Однажды в конце тридцатых годов стоял прекрасный осенний день. В то время в Упсале на одной из отдаленнейших окраин города находился высокий, желтый двухэтажный дом. Он стоял на небольшом лугу и производил странное впечатление своим полным одиночеством. Это был очень невзрачный и несимпатичный по своему наружному виду дом, но его скрашивала масса дикого винограда, вьющегося по стенам. С солнечной стороны виноград вился так высоко по желтой стене, что обвивал со всех сторон три окна в верхнем этаже.
В одном из этих окон сидел студент и пил свой утренний кофе. Это был высокий, красивый юноша с благородной внешностью. Его волосы были высоко закинуты надо лбом и красиво вились, а одна прядь упрямо падала на глаза.
В комнате молодого человека была хорошая обстановка, состоявшая из дивана, мягких кресел, большого письменного стола и роскошных полок, на которых, впрочем, почти совсем не было книг.
Не успел он выпить свой кофе, как к нему вошел товарищ-студент. Этот был совсем другим: он был низкого роста, широкоплечий, плотный и сильный, с большим, некрасивым лицом, жидкими волосами и грубой кожей.
– Послушай, Хеде, – сказал он, – я пришел серьезно поговорить с тобой.
– Уж не случилось ли с тобой чего-нибудь неприятного?
– Ах нет, дело идет не обо мне, – отвечал вошедший, – это касается тебя.
Некоторое время он сидел молча, опустив глаза, потом прибавил:
– Мне чертовски неприятно говорить про это.
– Тогда не говори, – предложил Хеде, которому стало смешно при виде необычайной серьезности товарища.
– В том то и дело, что больше я не могу молчать, – отвечал гость. – Я должен был бы уже давно поговорить с тобой, но ты понимаешь, что именно мне-то неловко это делать.
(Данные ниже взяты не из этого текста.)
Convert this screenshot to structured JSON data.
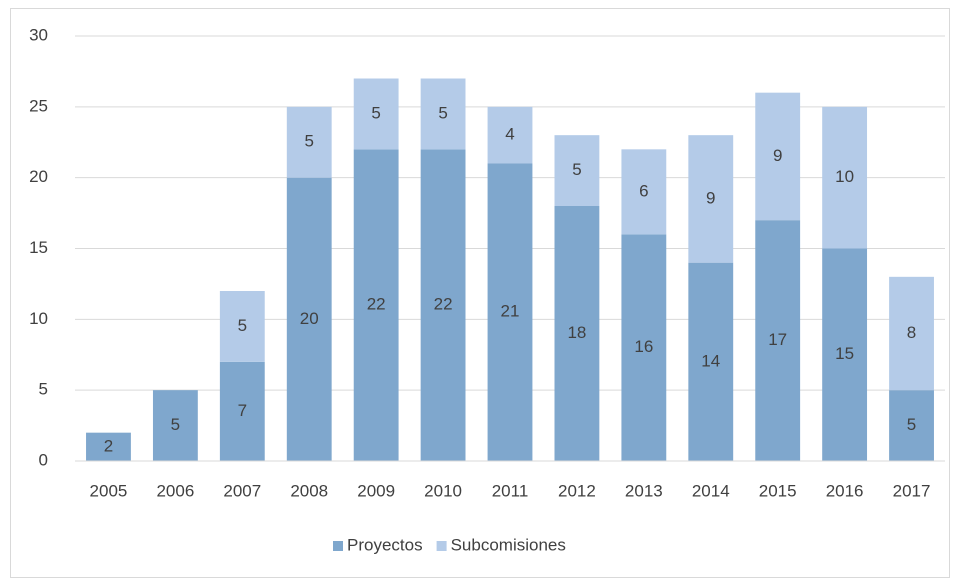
{
  "chart_data": {
    "type": "stacked_bar",
    "categories": [
      "2005",
      "2006",
      "2007",
      "2008",
      "2009",
      "2010",
      "2011",
      "2012",
      "2013",
      "2014",
      "2015",
      "2016",
      "2017"
    ],
    "series": [
      {
        "name": "Proyectos",
        "color": "#7fa7cd",
        "values": [
          2,
          5,
          7,
          20,
          22,
          22,
          21,
          18,
          16,
          14,
          17,
          15,
          5
        ]
      },
      {
        "name": "Subcomisiones",
        "color": "#b4cbe8",
        "values": [
          0,
          0,
          5,
          5,
          5,
          5,
          4,
          5,
          6,
          9,
          9,
          10,
          8
        ]
      }
    ],
    "ylim": [
      0,
      30
    ],
    "yticks": [
      0,
      5,
      10,
      15,
      20,
      25,
      30
    ],
    "grid": true,
    "legend": "bottom"
  }
}
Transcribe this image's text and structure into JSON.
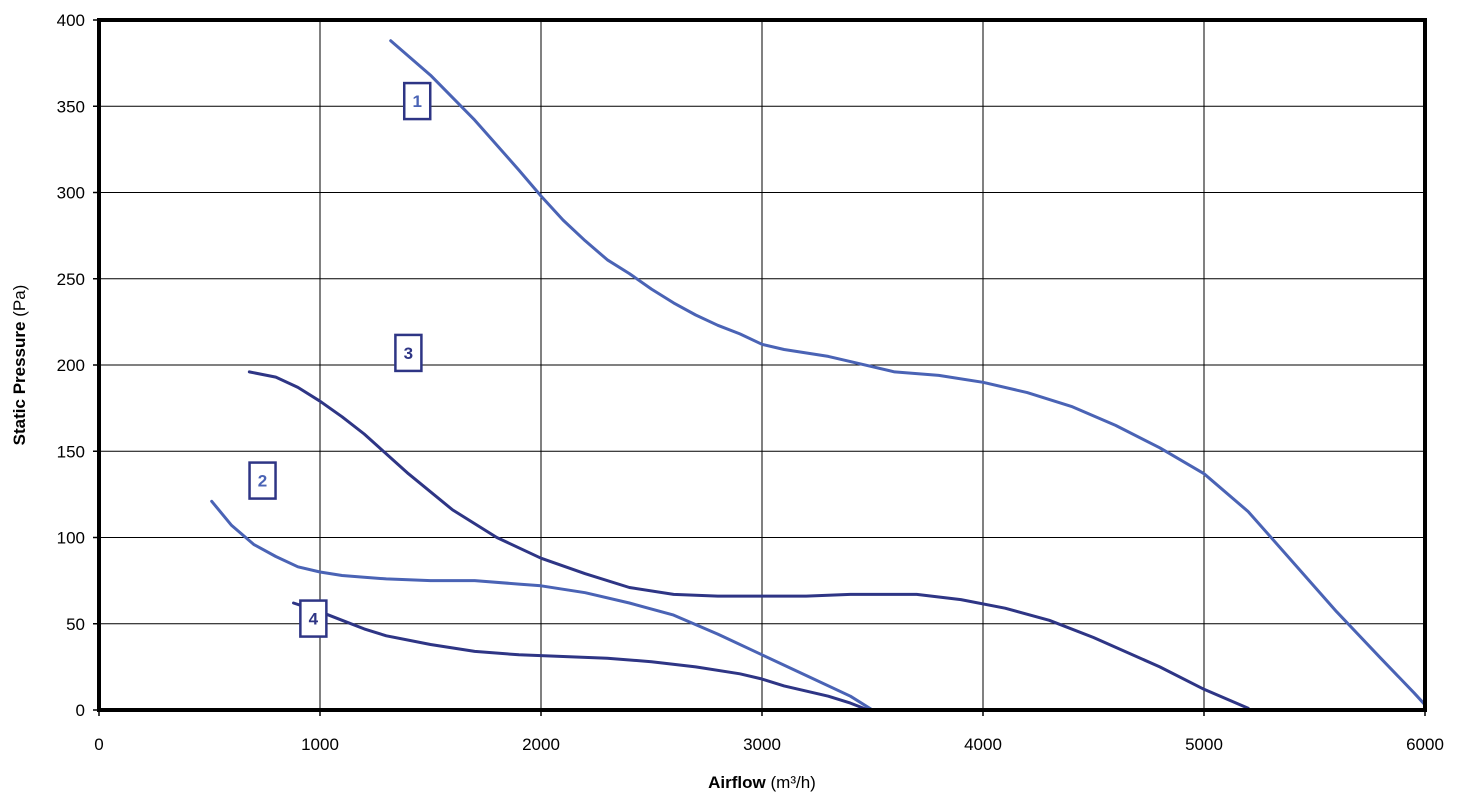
{
  "chart_data": {
    "type": "line",
    "title": "",
    "xlabel": "Airflow",
    "xlabel_unit": "(m³/h)",
    "ylabel": "Static Pressure",
    "ylabel_unit": "(Pa)",
    "xlim": [
      0,
      6000
    ],
    "ylim": [
      0,
      400
    ],
    "x_ticks": [
      0,
      1000,
      2000,
      3000,
      4000,
      5000,
      6000
    ],
    "y_ticks": [
      0,
      50,
      100,
      150,
      200,
      250,
      300,
      350,
      400
    ],
    "grid": true,
    "legend": "none",
    "series": [
      {
        "label": "1",
        "color": "#4a63b5",
        "label_at": [
          1440,
          353
        ],
        "points": [
          [
            1320,
            388
          ],
          [
            1500,
            368
          ],
          [
            1700,
            342
          ],
          [
            1900,
            313
          ],
          [
            2000,
            298
          ],
          [
            2100,
            284
          ],
          [
            2200,
            272
          ],
          [
            2300,
            261
          ],
          [
            2400,
            253
          ],
          [
            2500,
            244
          ],
          [
            2600,
            236
          ],
          [
            2700,
            229
          ],
          [
            2800,
            223
          ],
          [
            2900,
            218
          ],
          [
            3000,
            212
          ],
          [
            3100,
            209
          ],
          [
            3300,
            205
          ],
          [
            3400,
            202
          ],
          [
            3600,
            196
          ],
          [
            3800,
            194
          ],
          [
            4000,
            190
          ],
          [
            4200,
            184
          ],
          [
            4400,
            176
          ],
          [
            4600,
            165
          ],
          [
            4800,
            152
          ],
          [
            5000,
            137
          ],
          [
            5200,
            115
          ],
          [
            5400,
            86
          ],
          [
            5600,
            57
          ],
          [
            5800,
            30
          ],
          [
            5950,
            10
          ],
          [
            6000,
            3
          ]
        ]
      },
      {
        "label": "2",
        "color": "#4a63b5",
        "label_at": [
          740,
          133
        ],
        "points": [
          [
            510,
            121
          ],
          [
            600,
            107
          ],
          [
            700,
            96
          ],
          [
            800,
            89
          ],
          [
            900,
            83
          ],
          [
            1000,
            80
          ],
          [
            1100,
            78
          ],
          [
            1200,
            77
          ],
          [
            1300,
            76
          ],
          [
            1500,
            75
          ],
          [
            1700,
            75
          ],
          [
            1900,
            73
          ],
          [
            2000,
            72
          ],
          [
            2200,
            68
          ],
          [
            2400,
            62
          ],
          [
            2600,
            55
          ],
          [
            2800,
            44
          ],
          [
            3000,
            32
          ],
          [
            3200,
            20
          ],
          [
            3400,
            8
          ],
          [
            3500,
            0
          ]
        ]
      },
      {
        "label": "3",
        "color": "#2e3585",
        "label_at": [
          1400,
          207
        ],
        "points": [
          [
            680,
            196
          ],
          [
            800,
            193
          ],
          [
            900,
            187
          ],
          [
            1000,
            179
          ],
          [
            1100,
            170
          ],
          [
            1200,
            160
          ],
          [
            1400,
            137
          ],
          [
            1600,
            116
          ],
          [
            1800,
            100
          ],
          [
            2000,
            88
          ],
          [
            2200,
            79
          ],
          [
            2400,
            71
          ],
          [
            2600,
            67
          ],
          [
            2800,
            66
          ],
          [
            3000,
            66
          ],
          [
            3200,
            66
          ],
          [
            3400,
            67
          ],
          [
            3700,
            67
          ],
          [
            3900,
            64
          ],
          [
            4100,
            59
          ],
          [
            4300,
            52
          ],
          [
            4500,
            42
          ],
          [
            4800,
            25
          ],
          [
            5000,
            12
          ],
          [
            5200,
            1
          ]
        ]
      },
      {
        "label": "4",
        "color": "#2e3585",
        "label_at": [
          970,
          53
        ],
        "points": [
          [
            880,
            62
          ],
          [
            1000,
            57
          ],
          [
            1100,
            52
          ],
          [
            1200,
            47
          ],
          [
            1300,
            43
          ],
          [
            1500,
            38
          ],
          [
            1700,
            34
          ],
          [
            1900,
            32
          ],
          [
            2100,
            31
          ],
          [
            2300,
            30
          ],
          [
            2500,
            28
          ],
          [
            2700,
            25
          ],
          [
            2900,
            21
          ],
          [
            3000,
            18
          ],
          [
            3100,
            14
          ],
          [
            3300,
            8
          ],
          [
            3400,
            4
          ],
          [
            3480,
            0
          ]
        ]
      }
    ]
  }
}
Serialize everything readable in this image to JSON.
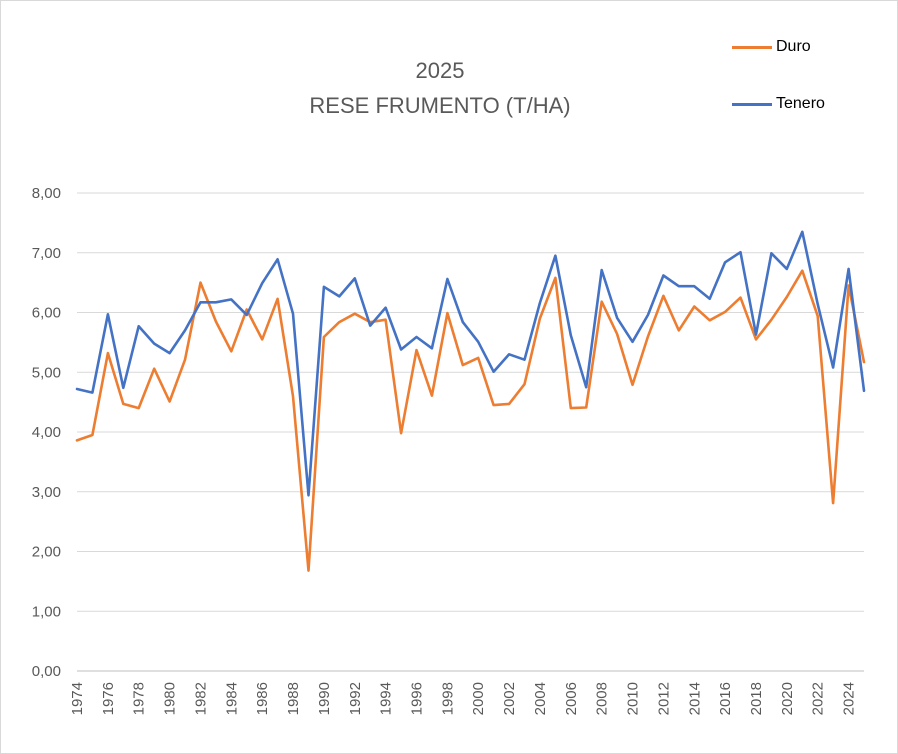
{
  "chart_data": {
    "type": "line",
    "title_line1": "2025",
    "title_line2": "RESE FRUMENTO (T/HA)",
    "xlabel": "",
    "ylabel": "",
    "ylim": [
      0,
      8
    ],
    "y_ticks": [
      "0,00",
      "1,00",
      "2,00",
      "3,00",
      "4,00",
      "5,00",
      "6,00",
      "7,00",
      "8,00"
    ],
    "x": [
      1974,
      1975,
      1976,
      1977,
      1978,
      1979,
      1980,
      1981,
      1982,
      1983,
      1984,
      1985,
      1986,
      1987,
      1988,
      1989,
      1990,
      1991,
      1992,
      1993,
      1994,
      1995,
      1996,
      1997,
      1998,
      1999,
      2000,
      2001,
      2002,
      2003,
      2004,
      2005,
      2006,
      2007,
      2008,
      2009,
      2010,
      2011,
      2012,
      2013,
      2014,
      2015,
      2016,
      2017,
      2018,
      2019,
      2020,
      2021,
      2022,
      2023,
      2024,
      2025
    ],
    "x_tick_labels": [
      "1974",
      "1976",
      "1978",
      "1980",
      "1982",
      "1984",
      "1986",
      "1988",
      "1990",
      "1992",
      "1994",
      "1996",
      "1998",
      "2000",
      "2002",
      "2004",
      "2006",
      "2008",
      "2010",
      "2012",
      "2014",
      "2016",
      "2018",
      "2020",
      "2022",
      "2024"
    ],
    "grid": true,
    "legend_position": "top-right",
    "series": [
      {
        "name": "Duro",
        "color": "#ED7D31",
        "values": [
          3.86,
          3.95,
          5.32,
          4.47,
          4.4,
          5.06,
          4.51,
          5.21,
          6.5,
          5.85,
          5.35,
          6.05,
          5.55,
          6.23,
          4.6,
          1.68,
          5.59,
          5.84,
          5.98,
          5.84,
          5.88,
          3.98,
          5.37,
          4.61,
          5.99,
          5.12,
          5.24,
          4.45,
          4.47,
          4.8,
          5.9,
          6.58,
          4.4,
          4.41,
          6.18,
          5.64,
          4.79,
          5.6,
          6.28,
          5.7,
          6.1,
          5.87,
          6.01,
          6.25,
          5.55,
          5.88,
          6.26,
          6.7,
          5.94,
          2.81,
          6.45,
          5.17
        ]
      },
      {
        "name": "Tenero",
        "color": "#4472C4",
        "values": [
          4.72,
          4.66,
          5.97,
          4.74,
          5.77,
          5.48,
          5.32,
          5.7,
          6.17,
          6.17,
          6.22,
          5.96,
          6.49,
          6.89,
          5.98,
          2.94,
          6.43,
          6.27,
          6.57,
          5.78,
          6.08,
          5.38,
          5.59,
          5.4,
          6.56,
          5.84,
          5.51,
          5.01,
          5.3,
          5.21,
          6.16,
          6.95,
          5.62,
          4.75,
          6.71,
          5.91,
          5.51,
          5.96,
          6.62,
          6.44,
          6.44,
          6.23,
          6.84,
          7.01,
          5.63,
          6.99,
          6.73,
          7.35,
          6.14,
          5.08,
          6.73,
          4.69
        ]
      }
    ]
  }
}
Мне все кажется, что ты думаешь про себя: этот Густав Олин ни более, ни менее, как сын нашего торпара, а теперь он воображает себе, что может наставлять меня.
– Прошу тебя, Олин, – сказал Хеде, – не думай, что мне когда-нибудь может прийти в голову подобная мысль. Ведь мой отец был также сыном крестьянина.
– Да, но теперь уже все давно забыли это, – заметил Олин.
Он сидел перед Хеде в ленивой и небрежной позе и с каждым мгновением все более принимал облик и манеры крестьянина, как бы стараясь этим побороть свое смущение.
– Вот видишь ли, когда я думаю о том, какая разница между твоей родней и моей, то мне кажется, что я должен молчать, но когда я вспоминаю, что твой отец дал мне возможность учиться, то я убеждаюсь, что должен поговорить с тобой.
Хеде ласково посмотрел на него своими прекрасными глазами.
– Так говори же, чтобы освободиться наконец от этого груза, – сказал он.
– Дело в том, – начал Олин, – что до меня дошли слухи, будто ты ничего не делаешь. Говорят, что едва ли ты раскрывал хоть одну книгу за все четыре семестра, проведенные тобою в академии. Ты, будто бы, только и делаешь, что играешь на скрипке целыми днями. И я думаю, что в этом нет ничего невероятного, так как ты и прежде, когда учился в школе в Фалуне, ничего не хотел делать, но там тебя заставляли работать.
Хеде немного выпрямился на своем стуле.
Олин чувствовал себя все более несчастным, но он продолжал с твердой решимостью:
– Ты, вероятно, думаешь, что тот, кто владеет таким поместьем, как Мункхюттан, может делать, что ему вздумается: работать, если захочет, или же вовсе ничего не делать. Выдержишь ты экзамен – ладно, не выдержишь – тоже хорошо, так как в последнем случае ты станешь помещиком и всю свою жизнь проживешь в Мункхюттане. Я хорошо знаю, что-этого-то ты и желаешь.
Хеде молчал и Олину казалось, что он замкнулся в своей гордости, как это бывало с его матерью и отцом.